31
May
2010

OUT OF FOCUS

Mostly my focus isn’t here. It’s at work or within. It’s on the cloud cover and the chilly temps, on the tiny hard green cherries on the cherry tree and on whether or not the baby rosebushes are thriving. It’s on Eurovision or was, this past weekend; therefore on bad costume choices and bad Balkan pop and stage crashers and a surprising amount of decent songs and how much more relaxing it was to watch the show without worrying about how Sweden was doing since they didn’t make it the Final this year anyway.

I feel a little disconnected, mostly from myself. I don’t seem to have my usual motivation or temper. There’s a weird current of uneasiness moving through me these days and there seems to be a still center where I’m just sitting, listening, waiting for whatever it is that’s supposed to happen next.

Even the upcoming trip hasn’t fired me. It’s too early to start packing, even too early to start organizing, though several of the big to-do items have actually been crossed off my list.

I don’t know exactly what it is I’m waiting for.

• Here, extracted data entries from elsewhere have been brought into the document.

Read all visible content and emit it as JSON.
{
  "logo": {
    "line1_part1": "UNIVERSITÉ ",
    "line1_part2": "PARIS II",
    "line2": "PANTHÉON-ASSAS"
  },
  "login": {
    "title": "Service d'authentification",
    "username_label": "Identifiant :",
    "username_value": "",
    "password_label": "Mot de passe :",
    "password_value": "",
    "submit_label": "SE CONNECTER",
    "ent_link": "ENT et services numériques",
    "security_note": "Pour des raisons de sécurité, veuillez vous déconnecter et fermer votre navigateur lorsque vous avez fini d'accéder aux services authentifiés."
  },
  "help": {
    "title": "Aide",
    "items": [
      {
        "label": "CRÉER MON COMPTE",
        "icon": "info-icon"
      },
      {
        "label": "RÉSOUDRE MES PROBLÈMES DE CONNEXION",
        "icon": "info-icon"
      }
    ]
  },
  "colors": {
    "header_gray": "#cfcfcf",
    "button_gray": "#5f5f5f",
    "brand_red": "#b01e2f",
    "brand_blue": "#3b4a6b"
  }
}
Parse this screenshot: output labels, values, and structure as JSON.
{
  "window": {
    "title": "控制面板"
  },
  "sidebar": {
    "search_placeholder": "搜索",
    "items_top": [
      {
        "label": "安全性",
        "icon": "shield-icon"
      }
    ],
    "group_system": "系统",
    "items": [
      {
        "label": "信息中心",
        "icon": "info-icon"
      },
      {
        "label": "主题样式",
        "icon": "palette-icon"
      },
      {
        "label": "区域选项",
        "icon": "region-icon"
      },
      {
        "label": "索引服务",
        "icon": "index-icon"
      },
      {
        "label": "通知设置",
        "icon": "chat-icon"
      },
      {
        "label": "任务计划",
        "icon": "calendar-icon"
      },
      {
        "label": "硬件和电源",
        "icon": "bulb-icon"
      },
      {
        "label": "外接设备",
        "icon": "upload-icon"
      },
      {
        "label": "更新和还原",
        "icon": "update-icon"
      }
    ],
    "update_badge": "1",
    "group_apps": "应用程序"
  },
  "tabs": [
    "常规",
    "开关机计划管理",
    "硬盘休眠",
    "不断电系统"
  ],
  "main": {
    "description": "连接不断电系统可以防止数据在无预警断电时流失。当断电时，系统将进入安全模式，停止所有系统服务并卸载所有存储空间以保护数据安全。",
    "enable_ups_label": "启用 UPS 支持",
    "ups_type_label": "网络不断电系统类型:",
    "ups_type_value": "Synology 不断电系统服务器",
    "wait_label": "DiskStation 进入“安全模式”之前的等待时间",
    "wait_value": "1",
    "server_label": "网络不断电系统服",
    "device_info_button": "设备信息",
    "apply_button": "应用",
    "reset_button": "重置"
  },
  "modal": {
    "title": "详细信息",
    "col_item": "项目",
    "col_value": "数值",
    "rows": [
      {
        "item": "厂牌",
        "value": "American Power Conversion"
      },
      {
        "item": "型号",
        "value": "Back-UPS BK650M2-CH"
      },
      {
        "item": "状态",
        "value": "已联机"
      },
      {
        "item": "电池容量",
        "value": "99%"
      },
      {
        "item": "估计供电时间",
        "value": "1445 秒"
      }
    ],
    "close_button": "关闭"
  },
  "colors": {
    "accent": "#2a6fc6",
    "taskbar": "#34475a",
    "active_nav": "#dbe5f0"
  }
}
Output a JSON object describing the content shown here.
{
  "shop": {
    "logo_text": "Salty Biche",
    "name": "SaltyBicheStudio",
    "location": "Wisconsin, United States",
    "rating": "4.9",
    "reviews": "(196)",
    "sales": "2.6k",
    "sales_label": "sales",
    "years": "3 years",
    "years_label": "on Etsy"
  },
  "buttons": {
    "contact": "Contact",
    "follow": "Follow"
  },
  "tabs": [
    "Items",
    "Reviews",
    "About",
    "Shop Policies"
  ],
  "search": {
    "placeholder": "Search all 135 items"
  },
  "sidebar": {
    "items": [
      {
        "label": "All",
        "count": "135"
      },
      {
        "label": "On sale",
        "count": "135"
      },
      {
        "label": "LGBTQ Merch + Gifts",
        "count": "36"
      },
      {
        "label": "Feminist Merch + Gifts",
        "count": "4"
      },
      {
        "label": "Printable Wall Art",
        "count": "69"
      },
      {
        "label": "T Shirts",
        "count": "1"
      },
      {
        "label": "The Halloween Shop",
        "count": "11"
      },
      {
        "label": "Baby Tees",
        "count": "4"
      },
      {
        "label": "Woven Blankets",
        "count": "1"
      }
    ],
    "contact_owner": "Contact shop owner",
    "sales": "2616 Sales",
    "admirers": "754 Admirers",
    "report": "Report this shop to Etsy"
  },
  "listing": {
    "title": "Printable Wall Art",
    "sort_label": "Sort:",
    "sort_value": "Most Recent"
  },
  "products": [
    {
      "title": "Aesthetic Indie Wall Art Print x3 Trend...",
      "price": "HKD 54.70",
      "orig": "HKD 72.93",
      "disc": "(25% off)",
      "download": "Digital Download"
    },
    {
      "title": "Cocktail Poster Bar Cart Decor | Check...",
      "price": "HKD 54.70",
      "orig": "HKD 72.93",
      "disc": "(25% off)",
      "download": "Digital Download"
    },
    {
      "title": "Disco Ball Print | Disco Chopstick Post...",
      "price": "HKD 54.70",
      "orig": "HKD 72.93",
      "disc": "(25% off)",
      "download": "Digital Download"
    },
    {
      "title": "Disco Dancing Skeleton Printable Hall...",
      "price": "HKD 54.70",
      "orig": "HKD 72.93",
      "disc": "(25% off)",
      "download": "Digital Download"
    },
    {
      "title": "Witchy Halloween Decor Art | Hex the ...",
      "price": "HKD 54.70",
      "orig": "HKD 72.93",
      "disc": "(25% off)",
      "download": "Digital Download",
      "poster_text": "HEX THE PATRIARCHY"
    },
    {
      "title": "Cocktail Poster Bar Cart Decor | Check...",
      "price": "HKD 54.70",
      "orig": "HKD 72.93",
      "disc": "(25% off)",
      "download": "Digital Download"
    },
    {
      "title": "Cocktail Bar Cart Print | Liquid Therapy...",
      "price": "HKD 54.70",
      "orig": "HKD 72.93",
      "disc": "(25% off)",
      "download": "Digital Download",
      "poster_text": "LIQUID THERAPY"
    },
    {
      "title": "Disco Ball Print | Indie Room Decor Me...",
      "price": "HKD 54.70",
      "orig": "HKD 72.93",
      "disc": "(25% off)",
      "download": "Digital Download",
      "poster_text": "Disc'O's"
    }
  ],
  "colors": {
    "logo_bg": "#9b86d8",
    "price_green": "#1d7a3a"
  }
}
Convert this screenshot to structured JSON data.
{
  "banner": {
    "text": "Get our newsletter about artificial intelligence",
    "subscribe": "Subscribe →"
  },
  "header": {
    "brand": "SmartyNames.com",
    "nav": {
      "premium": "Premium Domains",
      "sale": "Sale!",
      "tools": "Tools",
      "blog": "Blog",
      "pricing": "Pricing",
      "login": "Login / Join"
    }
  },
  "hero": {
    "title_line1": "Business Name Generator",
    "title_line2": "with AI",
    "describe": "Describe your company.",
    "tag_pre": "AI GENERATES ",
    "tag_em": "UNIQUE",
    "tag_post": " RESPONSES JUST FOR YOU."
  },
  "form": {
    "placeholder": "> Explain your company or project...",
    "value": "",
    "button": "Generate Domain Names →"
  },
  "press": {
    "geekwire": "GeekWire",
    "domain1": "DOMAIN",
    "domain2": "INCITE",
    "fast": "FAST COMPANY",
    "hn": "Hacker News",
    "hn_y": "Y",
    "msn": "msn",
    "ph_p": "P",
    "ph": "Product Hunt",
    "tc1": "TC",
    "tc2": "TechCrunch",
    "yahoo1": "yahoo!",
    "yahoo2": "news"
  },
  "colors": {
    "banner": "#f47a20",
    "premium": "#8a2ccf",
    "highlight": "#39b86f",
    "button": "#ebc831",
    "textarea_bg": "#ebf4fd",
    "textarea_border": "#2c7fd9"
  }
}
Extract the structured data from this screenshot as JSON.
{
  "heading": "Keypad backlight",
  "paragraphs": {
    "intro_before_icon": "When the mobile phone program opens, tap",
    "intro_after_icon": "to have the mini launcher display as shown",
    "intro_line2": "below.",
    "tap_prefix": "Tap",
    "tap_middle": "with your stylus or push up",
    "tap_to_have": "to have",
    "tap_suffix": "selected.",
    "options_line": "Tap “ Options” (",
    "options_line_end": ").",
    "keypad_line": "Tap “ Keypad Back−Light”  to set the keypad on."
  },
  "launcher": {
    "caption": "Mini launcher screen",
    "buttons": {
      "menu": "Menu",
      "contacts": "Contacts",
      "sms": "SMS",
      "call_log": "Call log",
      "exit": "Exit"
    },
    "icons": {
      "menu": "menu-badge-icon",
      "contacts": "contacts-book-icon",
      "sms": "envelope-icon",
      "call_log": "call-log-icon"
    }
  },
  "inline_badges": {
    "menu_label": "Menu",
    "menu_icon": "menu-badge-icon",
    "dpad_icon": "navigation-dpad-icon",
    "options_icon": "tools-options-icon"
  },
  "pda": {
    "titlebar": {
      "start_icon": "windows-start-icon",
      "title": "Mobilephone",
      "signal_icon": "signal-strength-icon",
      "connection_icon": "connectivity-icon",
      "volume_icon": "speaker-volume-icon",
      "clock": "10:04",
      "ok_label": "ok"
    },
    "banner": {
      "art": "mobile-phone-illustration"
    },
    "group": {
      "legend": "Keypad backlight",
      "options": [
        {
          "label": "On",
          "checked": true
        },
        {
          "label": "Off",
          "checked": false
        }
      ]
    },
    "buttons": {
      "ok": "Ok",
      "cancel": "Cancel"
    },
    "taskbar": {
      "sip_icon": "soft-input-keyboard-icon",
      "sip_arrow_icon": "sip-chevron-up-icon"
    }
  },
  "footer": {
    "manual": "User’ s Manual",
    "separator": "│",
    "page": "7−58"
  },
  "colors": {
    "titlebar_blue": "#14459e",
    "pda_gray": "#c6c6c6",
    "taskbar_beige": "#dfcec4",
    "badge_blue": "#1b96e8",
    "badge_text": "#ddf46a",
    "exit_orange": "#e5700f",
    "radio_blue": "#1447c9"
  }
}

Tomorrow Anders and I will have been married for 14 years. We don’t usually exchange gifts or anything. Heck, most years, we’re lucky if we remember it on the right day! And he and the kids have Scouts tomorrow evening so maybe we’ll have to plan something for the weekend instead, or wait until we’re in the States. We can show the kids where we got married, maybe! At least we’ll take them to some of our old favorite restaurants.

I know I haven’t been a very good blogger lately. At some point, I’ll be re-focused. Probably when the sun comes out and hits me with her searing eye.

Singity Songity Happity Birthidy Wishes to jes6ica!